Girly fell ill with what appeared to be the flu about Monday two weeks ago, and her health deteriorated as the days went by. Two Saturdays ago, she complained to a neighbour that she was not well before retiring to her cluttered shack.
Her body was found later that night with rat bites to its face, neck, and other parts of her upper body.
Girly’s death and the desecration of her body fuelled calls from residents for assistance from the authorities in dealing with the rat problem which plagues the community.
“One of them run across into the school the other day and chased one of my students,” claimed the principal of God’s Little Angel Early Childhood Development Centre located in the community.
The principal — who asked not to be named — explained, however, that the problem is compounded by the residents’ poor garbage disposal practices.
“Rats are everywhere, but it is how you keep your place. If you keep your place untidy then rats and roaches must take you over in there,” said the woman.
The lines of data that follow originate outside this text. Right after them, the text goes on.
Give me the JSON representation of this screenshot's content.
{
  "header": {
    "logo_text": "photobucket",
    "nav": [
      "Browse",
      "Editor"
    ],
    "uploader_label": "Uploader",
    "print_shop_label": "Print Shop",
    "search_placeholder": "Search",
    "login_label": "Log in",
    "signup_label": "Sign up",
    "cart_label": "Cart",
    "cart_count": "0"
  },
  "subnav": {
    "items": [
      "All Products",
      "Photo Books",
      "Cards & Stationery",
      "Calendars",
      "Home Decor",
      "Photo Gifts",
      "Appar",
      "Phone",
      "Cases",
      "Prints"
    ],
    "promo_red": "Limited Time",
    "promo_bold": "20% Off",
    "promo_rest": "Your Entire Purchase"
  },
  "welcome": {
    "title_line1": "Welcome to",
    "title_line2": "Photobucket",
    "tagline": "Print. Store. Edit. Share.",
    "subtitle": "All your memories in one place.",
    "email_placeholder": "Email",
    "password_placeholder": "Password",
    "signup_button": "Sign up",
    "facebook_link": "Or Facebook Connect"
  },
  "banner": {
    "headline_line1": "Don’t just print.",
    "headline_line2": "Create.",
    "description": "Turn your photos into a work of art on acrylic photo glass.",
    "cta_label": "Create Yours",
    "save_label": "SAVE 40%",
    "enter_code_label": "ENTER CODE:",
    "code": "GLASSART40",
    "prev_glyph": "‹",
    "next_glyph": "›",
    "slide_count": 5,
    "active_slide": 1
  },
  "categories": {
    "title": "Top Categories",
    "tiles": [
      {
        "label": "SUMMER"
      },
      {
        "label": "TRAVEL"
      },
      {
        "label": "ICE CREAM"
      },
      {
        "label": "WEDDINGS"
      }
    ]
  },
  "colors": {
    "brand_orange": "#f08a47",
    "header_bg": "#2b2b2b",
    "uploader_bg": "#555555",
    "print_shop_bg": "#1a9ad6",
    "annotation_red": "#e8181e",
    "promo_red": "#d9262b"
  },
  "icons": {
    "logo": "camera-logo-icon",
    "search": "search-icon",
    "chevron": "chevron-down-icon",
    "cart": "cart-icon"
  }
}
According to residents, persons from the various health authorities visited the area following a story published by the Observer last Tuesday. Girly’s neighbours said the representatives set rat traps, and that two of the rodents living in her shack had since been caught and killed.
On Friday, Girly’s neighbours gathered in her yard a second time to discuss the results of her autopsy.
Most found it hard to believe that Girly, who had for years survived “cleaning the community” with her bare hands and who harboured rodents in her dwelling space, died from a heart attack, as stated in the autopsy report.
They said they will forever miss her.
“Of course wi hurt that Girly dead. And we are going to miss her, ’cause as bad as she was, she was one of us,” said one man, in reference to the poverty endured by all residents of the community.